Paulista radicado na Bahia, jornalista, escritor, e imortal da Academia de Letras da Bahia. Formado em Comunicação, Mestre e Doutor. Tem histórica militância política, desde o combate à ditadura militar (1964-1985), como integrante da Ação Popular (AP), passando pelo exercício de mandatos como deputado estadual pelo PMDB-BA (1988-1989), vereador de Salvador pelo PT-BA (2000-2002), deputado estadual (PT-BA) de 2003 a 2005, e deputado federal também pelo PT de 2009 a 2011. Elegeu a defesa das religiões de matriz africana como prioridade e presidiu a Comissão Especial para Assuntos da Comunidade Afrodescendente (CECAD) da Assembleia Legislativa da Bahia (2003 e 2004).

Essa fase recente da vida política brasileira é muito reveladora do nosso caráter, da nossa identidade nacional. A emergência de uma liderança de extrema-direita, e não estou discutindo qualidades de tal liderança, nem conteúdo intelectual, nem discernimento, nem inteligência, o surgimento dela teve uma consequência, dentre tantas, e nenhuma delas positiva: permitiu vir à tona um pensamento até então submerso ou tímido, reacionário no limite extremo, presente na sociedade brasileira.
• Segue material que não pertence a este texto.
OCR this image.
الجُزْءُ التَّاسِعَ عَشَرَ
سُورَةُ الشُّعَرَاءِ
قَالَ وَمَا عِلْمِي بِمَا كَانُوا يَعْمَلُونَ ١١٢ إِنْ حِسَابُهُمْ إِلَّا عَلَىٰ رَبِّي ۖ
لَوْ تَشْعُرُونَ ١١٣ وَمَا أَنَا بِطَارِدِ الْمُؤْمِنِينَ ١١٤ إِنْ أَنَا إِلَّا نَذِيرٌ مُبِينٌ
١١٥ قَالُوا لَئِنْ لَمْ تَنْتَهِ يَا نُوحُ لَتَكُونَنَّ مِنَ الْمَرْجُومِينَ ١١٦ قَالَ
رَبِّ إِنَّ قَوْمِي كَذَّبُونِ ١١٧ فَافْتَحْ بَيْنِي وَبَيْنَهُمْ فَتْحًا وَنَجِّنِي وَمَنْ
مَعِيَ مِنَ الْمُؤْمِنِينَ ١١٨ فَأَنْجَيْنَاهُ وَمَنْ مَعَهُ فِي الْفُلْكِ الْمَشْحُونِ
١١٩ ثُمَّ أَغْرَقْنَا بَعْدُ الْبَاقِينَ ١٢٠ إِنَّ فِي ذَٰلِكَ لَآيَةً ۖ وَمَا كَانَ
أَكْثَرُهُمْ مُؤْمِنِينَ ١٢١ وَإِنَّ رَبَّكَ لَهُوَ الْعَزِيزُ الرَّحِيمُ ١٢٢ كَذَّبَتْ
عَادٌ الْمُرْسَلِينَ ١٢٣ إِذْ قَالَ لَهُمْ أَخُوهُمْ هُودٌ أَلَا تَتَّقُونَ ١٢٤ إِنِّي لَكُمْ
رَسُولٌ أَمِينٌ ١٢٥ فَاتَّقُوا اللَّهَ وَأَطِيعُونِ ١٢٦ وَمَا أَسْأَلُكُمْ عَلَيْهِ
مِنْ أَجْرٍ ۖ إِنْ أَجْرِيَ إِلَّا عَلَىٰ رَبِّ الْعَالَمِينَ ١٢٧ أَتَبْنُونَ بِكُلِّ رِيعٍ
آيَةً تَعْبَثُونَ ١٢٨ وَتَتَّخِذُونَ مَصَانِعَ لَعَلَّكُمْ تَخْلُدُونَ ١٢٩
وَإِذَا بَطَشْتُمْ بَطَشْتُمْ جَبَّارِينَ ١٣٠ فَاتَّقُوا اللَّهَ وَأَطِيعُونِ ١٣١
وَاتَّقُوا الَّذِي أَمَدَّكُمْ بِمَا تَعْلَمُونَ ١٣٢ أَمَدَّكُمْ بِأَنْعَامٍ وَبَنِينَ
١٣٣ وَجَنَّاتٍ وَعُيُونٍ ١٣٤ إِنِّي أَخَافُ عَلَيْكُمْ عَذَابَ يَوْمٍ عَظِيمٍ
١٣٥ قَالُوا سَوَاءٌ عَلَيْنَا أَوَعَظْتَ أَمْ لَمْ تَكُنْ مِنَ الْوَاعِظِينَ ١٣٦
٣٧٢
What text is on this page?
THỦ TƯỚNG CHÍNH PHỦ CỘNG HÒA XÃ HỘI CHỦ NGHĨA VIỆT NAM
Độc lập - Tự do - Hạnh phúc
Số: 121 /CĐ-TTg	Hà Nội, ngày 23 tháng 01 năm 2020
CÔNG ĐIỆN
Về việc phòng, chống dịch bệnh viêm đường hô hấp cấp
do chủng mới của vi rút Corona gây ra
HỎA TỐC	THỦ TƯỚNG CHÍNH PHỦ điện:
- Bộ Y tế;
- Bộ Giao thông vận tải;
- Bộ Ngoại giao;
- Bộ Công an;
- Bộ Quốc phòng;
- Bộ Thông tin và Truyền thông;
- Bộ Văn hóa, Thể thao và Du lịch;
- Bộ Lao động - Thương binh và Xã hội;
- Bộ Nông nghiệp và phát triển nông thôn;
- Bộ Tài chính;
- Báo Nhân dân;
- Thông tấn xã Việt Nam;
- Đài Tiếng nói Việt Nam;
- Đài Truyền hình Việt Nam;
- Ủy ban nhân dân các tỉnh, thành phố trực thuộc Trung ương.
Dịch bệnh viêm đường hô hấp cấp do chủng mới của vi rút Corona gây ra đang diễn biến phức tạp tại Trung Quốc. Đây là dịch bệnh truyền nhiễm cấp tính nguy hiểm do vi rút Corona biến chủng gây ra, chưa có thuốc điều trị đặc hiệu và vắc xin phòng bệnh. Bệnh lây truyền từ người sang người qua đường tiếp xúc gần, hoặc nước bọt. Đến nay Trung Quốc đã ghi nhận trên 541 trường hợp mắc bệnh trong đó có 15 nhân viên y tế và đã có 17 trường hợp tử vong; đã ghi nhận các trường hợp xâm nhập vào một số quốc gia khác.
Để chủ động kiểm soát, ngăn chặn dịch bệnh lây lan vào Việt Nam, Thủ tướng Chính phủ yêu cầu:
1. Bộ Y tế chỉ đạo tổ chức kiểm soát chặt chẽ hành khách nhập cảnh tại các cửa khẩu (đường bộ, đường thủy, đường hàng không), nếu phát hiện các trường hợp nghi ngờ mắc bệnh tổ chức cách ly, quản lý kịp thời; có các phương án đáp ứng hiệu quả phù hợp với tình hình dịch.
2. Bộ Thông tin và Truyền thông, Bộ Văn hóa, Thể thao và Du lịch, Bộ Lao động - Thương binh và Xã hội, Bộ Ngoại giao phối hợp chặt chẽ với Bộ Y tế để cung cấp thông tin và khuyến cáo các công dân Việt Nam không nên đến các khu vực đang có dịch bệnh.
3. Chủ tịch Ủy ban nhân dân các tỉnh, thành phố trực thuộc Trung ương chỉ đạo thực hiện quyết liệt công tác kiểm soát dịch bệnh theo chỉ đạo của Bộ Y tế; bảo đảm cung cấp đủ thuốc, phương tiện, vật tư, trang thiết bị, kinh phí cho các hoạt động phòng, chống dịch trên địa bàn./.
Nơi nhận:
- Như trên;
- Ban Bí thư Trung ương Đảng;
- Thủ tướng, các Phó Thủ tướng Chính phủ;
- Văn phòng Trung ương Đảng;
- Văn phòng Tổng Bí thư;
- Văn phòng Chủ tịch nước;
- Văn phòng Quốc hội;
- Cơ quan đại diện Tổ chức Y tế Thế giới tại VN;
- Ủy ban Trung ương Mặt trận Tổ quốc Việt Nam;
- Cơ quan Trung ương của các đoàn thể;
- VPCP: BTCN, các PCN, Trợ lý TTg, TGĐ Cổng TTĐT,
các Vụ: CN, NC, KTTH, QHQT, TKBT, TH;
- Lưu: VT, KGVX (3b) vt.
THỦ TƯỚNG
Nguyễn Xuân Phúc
É como se a Casa Grande presente na alma de tanta gente pudesse agora se expressar às claras. Pudesse dizer tudo sem timidez. O ex-presidente, já em prisão domiciliar, passou a vocalizar um discurso homofóbico, racista, misógino, de ódio aos pobres sem qualquer restrição, e abriu as portas do inferno. Esse inferno era aqui. Estava na sala de estar, na mesa do jantar. Na convivência cotidiana. Na alma desses monstros, todos de aparência de gente boa e pacífica, todos os sinais de uma sociedade marcada pela escravidão, à qual o País esteve submetido por mais de três séculos.

Abro assim, para falar de uma coisa boa: recentemente, dia 30 de setembro deste ano da graça de 2025, a Assembleia Legislativa da Bahia aprovou o fim de um marco da escravatura em nossas cidades: acaba com a diferenciação entre elevador social e elevador de serviço. Este, chamado assim, servia como o lugar dos negros, das negras, dos pobres, dos trabalhadores, especialmente das trabalhadoras domésticas.

Essa nítida prática de racismo, de discriminação, de tentativa de separar o mundo do trabalho do restante, ocorre entre nós, naturalizada. Junto racismo e discriminação porque não se trata apenas da cor da pele, embora essa conte muito, até porque milhões de trabalhadoras e trabalhadores domésticos são negras, negros.

As pessoas de bem não gostam de se misturar nem com negros nem com pobres. A Casa Grande quer conviver apenas com os íntimos dela. À sala de jantar, serviçais, chamados assim, só devem entrar quando a patroa ou patrão acenar, quando acionar a sineta. E nada de se misturar nos elevadores deles.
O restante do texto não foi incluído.